Как выражаются любители изящного слога, комната погружена была в полумрак. «Мне бы, Константин Федорович, трибуну, юпитеры и регламент», — сказал я. Он включил верхний свет: «Создаю условия. Сколько просит докладчик?» — «Полчаса. И в прениях — десять минут». — «Ну, это еще по-божески, — сказал он. — Давай».
Мне предложено было кресло — вместо трибуны, но я, поблагодарив за любезность, прошелся по комнате и стал спиной к зашторенному окну.
— Соблюдаешь дистанцию? — насмешливо спросил К-Ф. — То есть независимость?
Можно было подумать, что он догадывается, о чем собираюсь говорить. Но я так не подумал. Ни о чем он не догадывался, а просто спешил мне на выручку по-своему. Он видел, что я почему-то медлю, и решил подстегнуть меня в своей обычной манере.
Я отвернул оконную штору и взгромоздился на подоконник.
— Моей независимости, Константин Федорович, ничто, не угрожает.
Он спросил:
— Тебе там удобно?
— Вполне, — поерзал я, усаживаясь. — Если, конечно, вас это не шокирует.

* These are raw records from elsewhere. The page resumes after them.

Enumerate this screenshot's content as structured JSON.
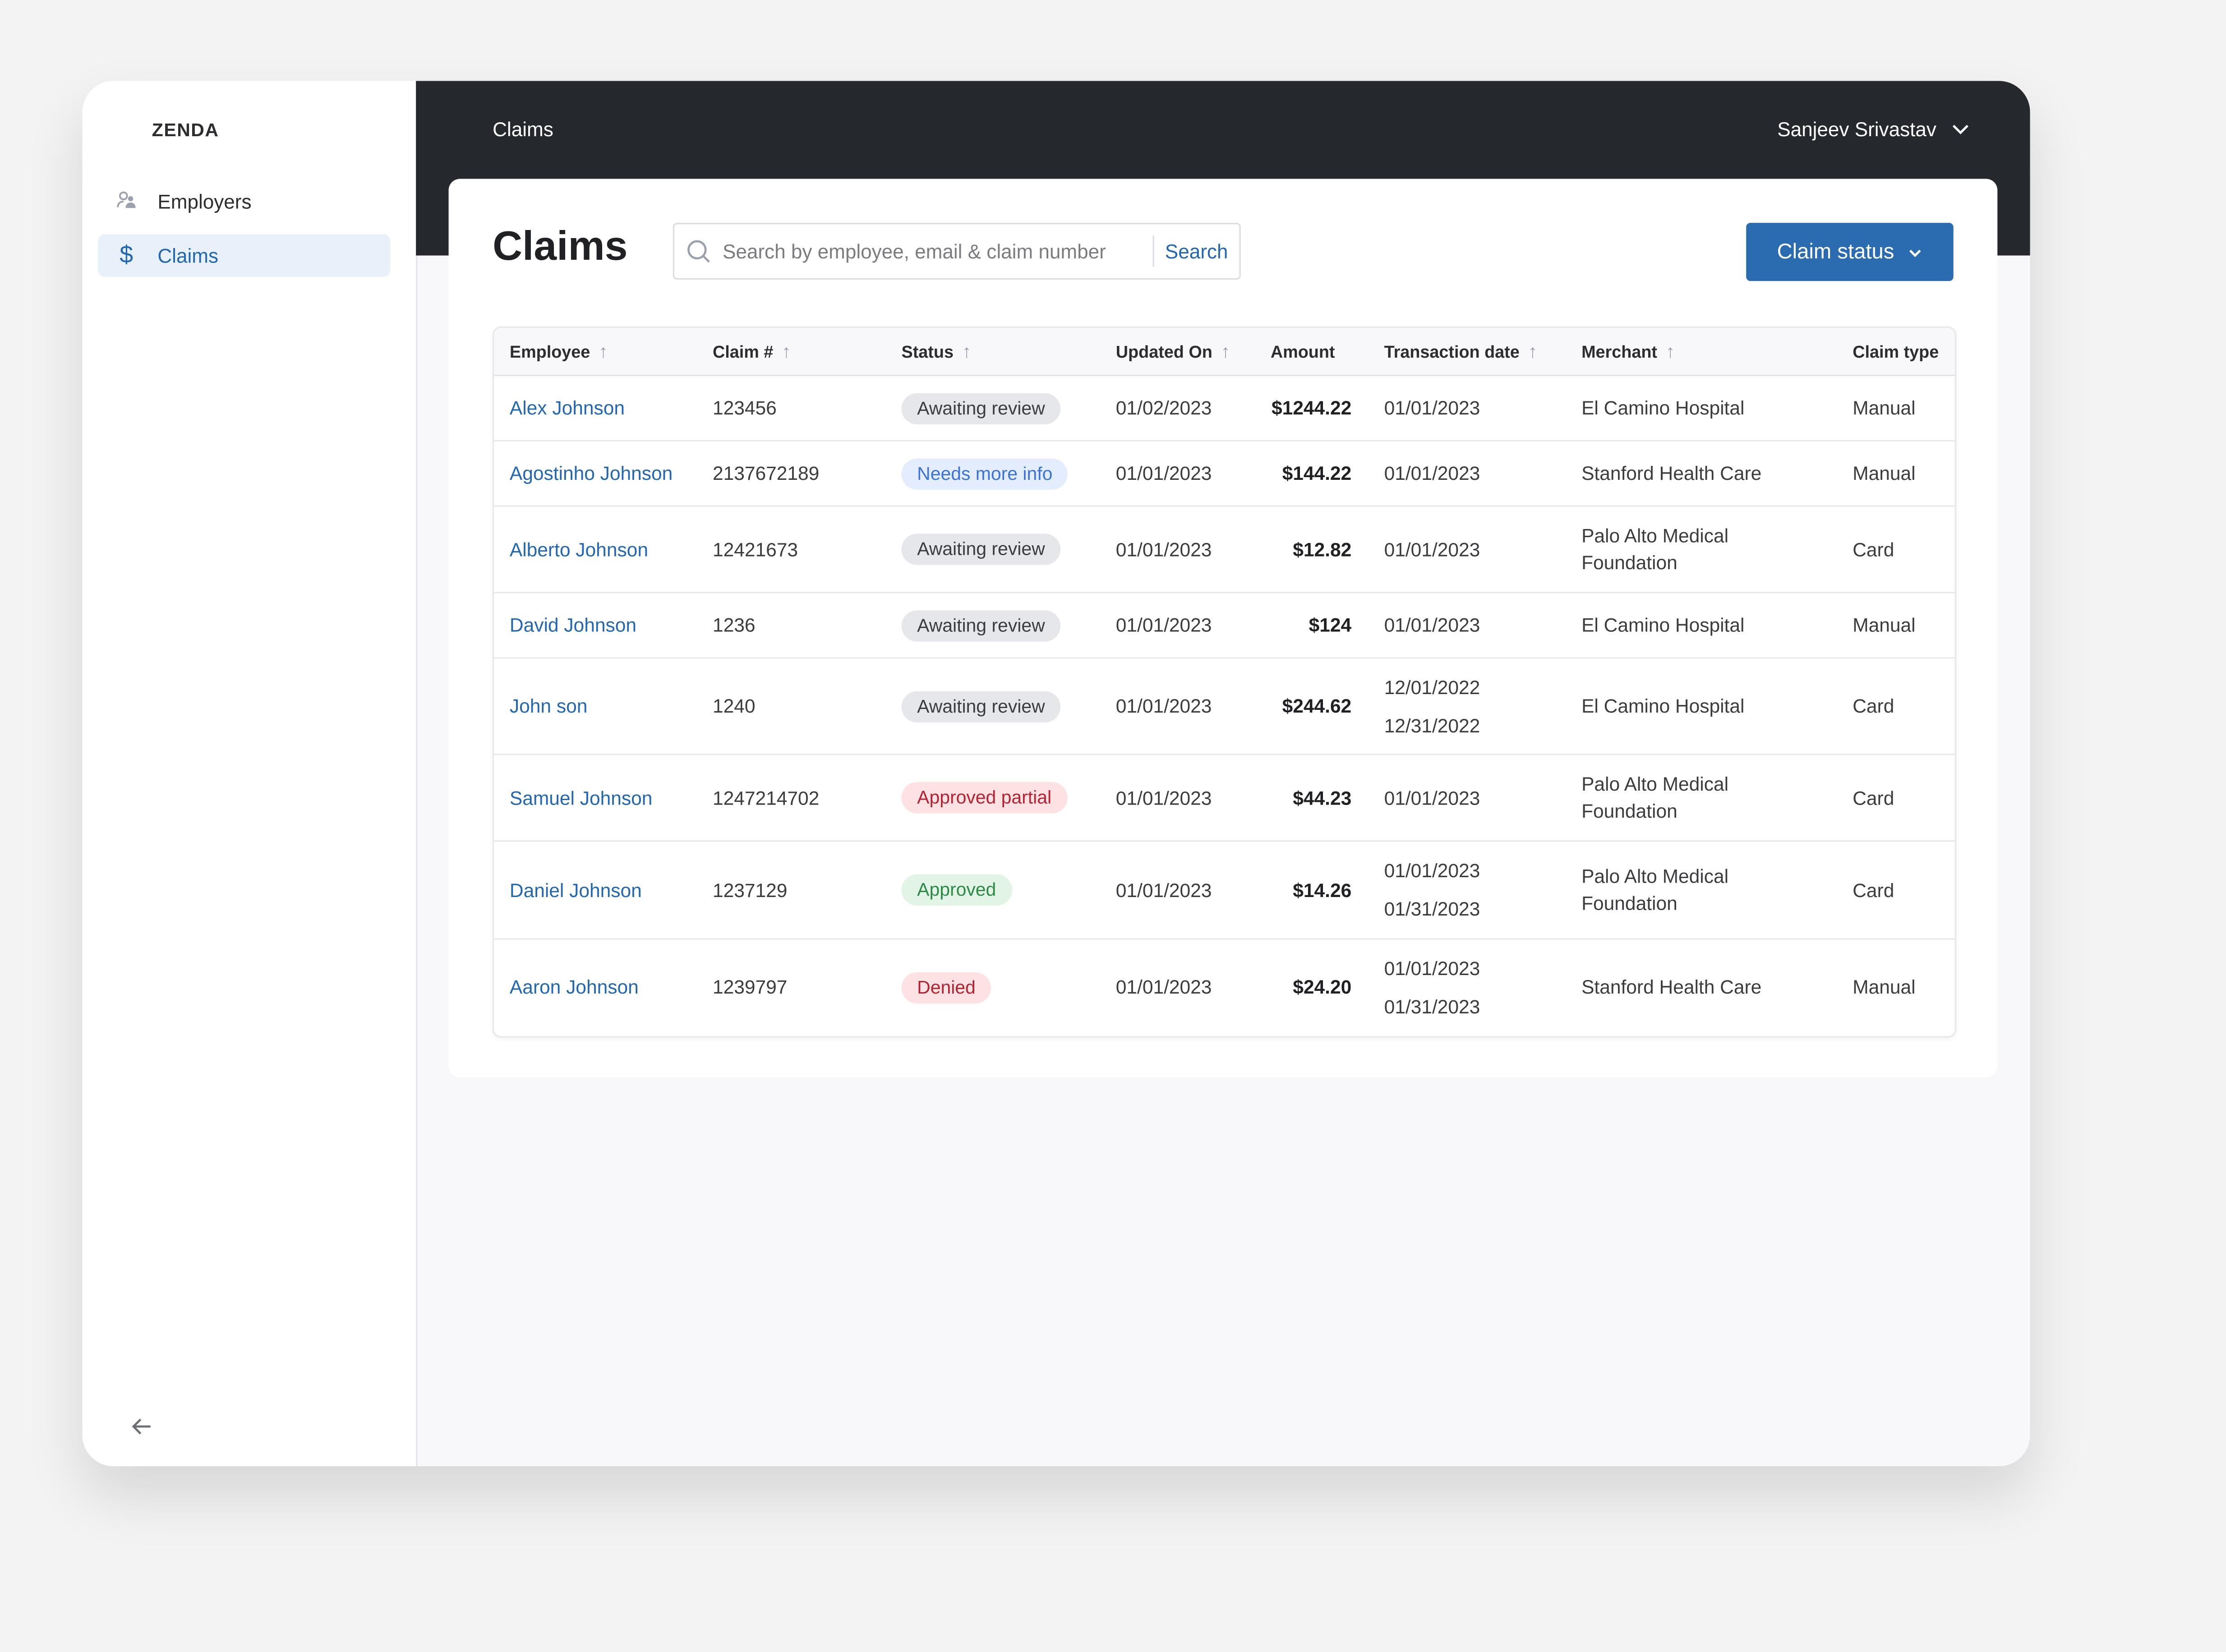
{
  "app": {
    "logo": "ZENDA"
  },
  "sidebar": {
    "items": [
      {
        "label": "Employers",
        "icon": "users-icon",
        "active": false
      },
      {
        "label": "Claims",
        "icon": "dollar-icon",
        "active": true
      }
    ],
    "collapse_icon": "arrow-left-icon"
  },
  "topbar": {
    "title": "Claims",
    "user": "Sanjeev Srivastav"
  },
  "page": {
    "title": "Claims",
    "search_placeholder": "Search by employee, email & claim number",
    "search_button": "Search",
    "status_button": "Claim status"
  },
  "table": {
    "headers": [
      "Employee",
      "Claim #",
      "Status",
      "Updated On",
      "Amount",
      "Transaction date",
      "Merchant",
      "Claim type"
    ],
    "sortable": [
      true,
      true,
      true,
      true,
      false,
      true,
      true,
      false
    ],
    "rows": [
      {
        "employee": "Alex Johnson",
        "claim": "123456",
        "status": "Awaiting review",
        "status_type": "grey",
        "updated": "01/02/2023",
        "amount": "$1244.22",
        "dates": [
          "01/01/2023"
        ],
        "merchant": "El Camino Hospital",
        "type": "Manual"
      },
      {
        "employee": "Agostinho Johnson",
        "claim": "2137672189",
        "status": "Needs more info",
        "status_type": "blue",
        "updated": "01/01/2023",
        "amount": "$144.22",
        "dates": [
          "01/01/2023"
        ],
        "merchant": "Stanford Health Care",
        "type": "Manual"
      },
      {
        "employee": "Alberto Johnson",
        "claim": "12421673",
        "status": "Awaiting review",
        "status_type": "grey",
        "updated": "01/01/2023",
        "amount": "$12.82",
        "dates": [
          "01/01/2023"
        ],
        "merchant": "Palo Alto Medical Foundation",
        "type": "Card"
      },
      {
        "employee": "David Johnson",
        "claim": "1236",
        "status": "Awaiting review",
        "status_type": "grey",
        "updated": "01/01/2023",
        "amount": "$124",
        "dates": [
          "01/01/2023"
        ],
        "merchant": "El Camino Hospital",
        "type": "Manual"
      },
      {
        "employee": "John son",
        "claim": "1240",
        "status": "Awaiting review",
        "status_type": "grey",
        "updated": "01/01/2023",
        "amount": "$244.62",
        "dates": [
          "12/01/2022",
          "12/31/2022"
        ],
        "merchant": "El Camino Hospital",
        "type": "Card"
      },
      {
        "employee": "Samuel Johnson",
        "claim": "1247214702",
        "status": "Approved partial",
        "status_type": "red",
        "updated": "01/01/2023",
        "amount": "$44.23",
        "dates": [
          "01/01/2023"
        ],
        "merchant": "Palo Alto Medical Foundation",
        "type": "Card"
      },
      {
        "employee": "Daniel Johnson",
        "claim": "1237129",
        "status": "Approved",
        "status_type": "green",
        "updated": "01/01/2023",
        "amount": "$14.26",
        "dates": [
          "01/01/2023",
          "01/31/2023"
        ],
        "merchant": "Palo Alto Medical Foundation",
        "type": "Card"
      },
      {
        "employee": "Aaron Johnson",
        "claim": "1239797",
        "status": "Denied",
        "status_type": "red",
        "updated": "01/01/2023",
        "amount": "$24.20",
        "dates": [
          "01/01/2023",
          "01/31/2023"
        ],
        "merchant": "Stanford Health Care",
        "type": "Manual"
      }
    ]
  },
  "colors": {
    "accent": "#2b6cb0",
    "link": "#2367b0",
    "topbar": "#25282c",
    "badges": {
      "grey": {
        "bg": "#e6e7ea",
        "fg": "#3a3c40"
      },
      "blue": {
        "bg": "#e3edfd",
        "fg": "#3b73d6"
      },
      "red": {
        "bg": "#fde1e3",
        "fg": "#b42332"
      },
      "green": {
        "bg": "#e2f4e6",
        "fg": "#2c8a46"
      }
    }
  }
}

— Ничуть, — сказал он и даже поднял руки — загородился от меня ладонями, от ерунды, которую порю. — Привык. Ты ведь у нас оригинал и постоянно смотришься в зеркало, чтобы, не дай бог, чего-нибудь такого не утратить…
— А вы никогда не смотритесь, Константин Федорович?
Сомкнув ладони ковшиком, он поднес их к губам, отпил чуть-чуть из ковшика и долго не мог оторваться.
— Смотрюсь, возможно. Свойство человека. Но не нужно смотреться на людях.
— А это тоже свойство, — сказал я. — Свойство характера. Одни любуются собой тайком, а другим скрываться не приходит в голову.
Он отпил еще из ковшика.
— Ну, ты и загибаешь! Нам-то уж с тобой особенно любоваться не приходится. Я — рядовой юрист, а ты — рядовой журналист, с той только разницей, что у тебя в запасе годков этак двадцать… — Он пощупал подбородок — не колюч ли, не жестковат ли. — Разница, конечно, существенная, но на сегодняшний день…
— В жизни надо быть первым, — сказал я. — Иначе незачем жить.
— А вторым? — спросил К. Ф. с затаенным ехидством, будто бы радуясь, что удалось изловчиться, поддеть меня походя.
— Или вторым. Но зеркальце у вас, Константин Федорович, есть. Не верю, чтобы его не было. Оно упрятано где-то. В ящике письменного стола. Под замком. Без этого зеркальца чахнут. Снимаются с учета по месту работы, — сказал я. — И берутся на учет по месту жительства.